Anthony Bourdain was often wrong. The 61-year-old celebrity chef and television personality died Friday, June 8 of an apparent suicide. His death was horrifically tragic news to wake up to, particularly as someone who is the son of immigrant parents. In fact, while reading social media, it seemed like many immigrants and immigrant-raised people who knew and watched Bourdain felt a specific pain when learning of the news.

Bourdain may have been wrong about a lot of things–he would revisit cities if he felt he didn’t do them enough justice–but he always wanted to know the right version. He traveled the world trying different delicacies and street food while learning about the landmarks, cultures, and people he met. A famous quote of his was widely shared after his passing that grasped his spirit succinctly: “If I’m an advocate for anything, it’s to move. As far as you can, as much as you can. Across the ocean, or simply across the river. Walk in someone else’s shoes or at least eat their food. It’s a plus for everybody.” It wasn’t always so easy to find a celebrity chef who seemed to care about the people responsible for making their food, but Bourdain was well-known to be incredibly kind to those all over the world who created his favorite dishes. His sense of warmth, wonder, and genuine empathy guided his food writing and television programs, CNN’s Parts Unknown and the Travel Channel’s No Reservations.

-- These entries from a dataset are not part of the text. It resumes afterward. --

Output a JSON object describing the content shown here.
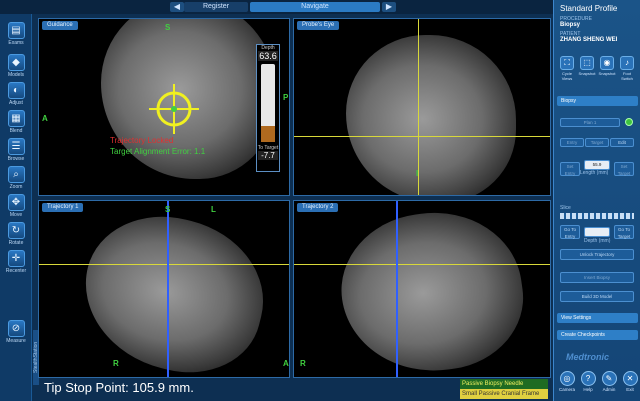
{
  "topbar": {
    "register": "Register",
    "navigate": "Navigate",
    "back": "◀",
    "forward": "▶"
  },
  "left_tools": [
    {
      "name": "tool-exams",
      "glyph": "▤",
      "label": "Exams"
    },
    {
      "name": "tool-models",
      "glyph": "◆",
      "label": "Models"
    },
    {
      "name": "tool-adjust",
      "glyph": "◐",
      "label": "Adjust"
    },
    {
      "name": "tool-blend",
      "glyph": "▦",
      "label": "Blend"
    },
    {
      "name": "tool-browse",
      "glyph": "☰",
      "label": "Browse"
    },
    {
      "name": "tool-zoom",
      "glyph": "⌕",
      "label": "Zoom"
    },
    {
      "name": "tool-move",
      "glyph": "✥",
      "label": "Move"
    },
    {
      "name": "tool-rotate",
      "glyph": "↻",
      "label": "Rotate"
    },
    {
      "name": "tool-reset",
      "glyph": "✛",
      "label": "Recenter"
    },
    {
      "name": "tool-measure",
      "glyph": "⊘",
      "label": "Measure"
    }
  ],
  "viewports": {
    "guidance": "Guidance",
    "probes_eye": "Probe's Eye",
    "trajectory1": "Trajectory 1",
    "trajectory2": "Trajectory 2"
  },
  "orient": {
    "s": "S",
    "p": "P",
    "a": "A",
    "i": "I",
    "l": "L",
    "r": "R"
  },
  "gauge": {
    "title": "Depth",
    "depth": "63.6",
    "depth_fraction": 0.2,
    "sub": "To Target",
    "to_target": "-7.7"
  },
  "status": {
    "locked": "Trajectory Locked",
    "error": "Target Alignment Error: 1.1",
    "tip_stop": "Tip Stop Point: 105.9 mm."
  },
  "legend": {
    "line1": "Passive Biopsy Needle",
    "line2": "Small Passive Cranial Frame"
  },
  "right_panel": {
    "title": "Standard Profile",
    "procedure_label": "PROCEDURE",
    "procedure": "Biopsy",
    "patient_label": "PATIENT",
    "patient": "ZHANG SHENG WEI",
    "icons": [
      {
        "name": "cycle-views-icon",
        "glyph": "⛶",
        "label": "Cycle Views"
      },
      {
        "name": "snapshot-icon",
        "glyph": "⬚",
        "label": "Snapshot"
      },
      {
        "name": "camera-icon",
        "glyph": "◉",
        "label": "Snapshot"
      },
      {
        "name": "voice-icon",
        "glyph": "♪",
        "label": "Foot Switch"
      }
    ],
    "biopsy_section": "Biopsy",
    "plan": "Plan 1",
    "btn_entry": "Entry",
    "btn_target": "Target",
    "btn_edit": "Edit",
    "set_entry": "Set Entry",
    "value_box": "55.9",
    "value_label": "Length (mm)",
    "set_target": "Set Target",
    "slider_label": "Slice",
    "goto_entry": "Go To Entry",
    "goto_target": "Go To Target",
    "input_label": "Depth (mm)",
    "unlock": "Unlock Trajectory",
    "insert_biopsy": "Insert Biopsy",
    "build_model": "Build 3D Model",
    "view_settings": "View Settings",
    "checkpoints": "Create Checkpoints",
    "brand": "Medtronic",
    "bottom": [
      {
        "name": "camera-button",
        "glyph": "◎",
        "label": "Camera"
      },
      {
        "name": "help-button",
        "glyph": "?",
        "label": "Help"
      },
      {
        "name": "admin-button",
        "glyph": "✎",
        "label": "Admin"
      },
      {
        "name": "exit-button",
        "glyph": "✕",
        "label": "Exit"
      }
    ]
  },
  "side_tab": "StealthStation"
}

It was there in his examination of the ultimate southern staple, Waffle House, and it was there when he talked about taking former president Barack Obama to Vietnam. But, for me, the best example of how he cared about the countries and cultures responsible for his favorite foods was when he sought out the diverse and global community of immigrants in the city of Houston during an episode of Parts Unknown. Bourdain came in with a simple premise: We (himself included) have dumb misconceptions about what life in a Texas city is like, sometimes forgetting that the melting pot there isn’t exclusive to the United States-Mexican border. Where plenty of foodies sought out hip, trendy barbecue or Tex-Mex restaurants, Bourdain wasn’t interested in something that basic.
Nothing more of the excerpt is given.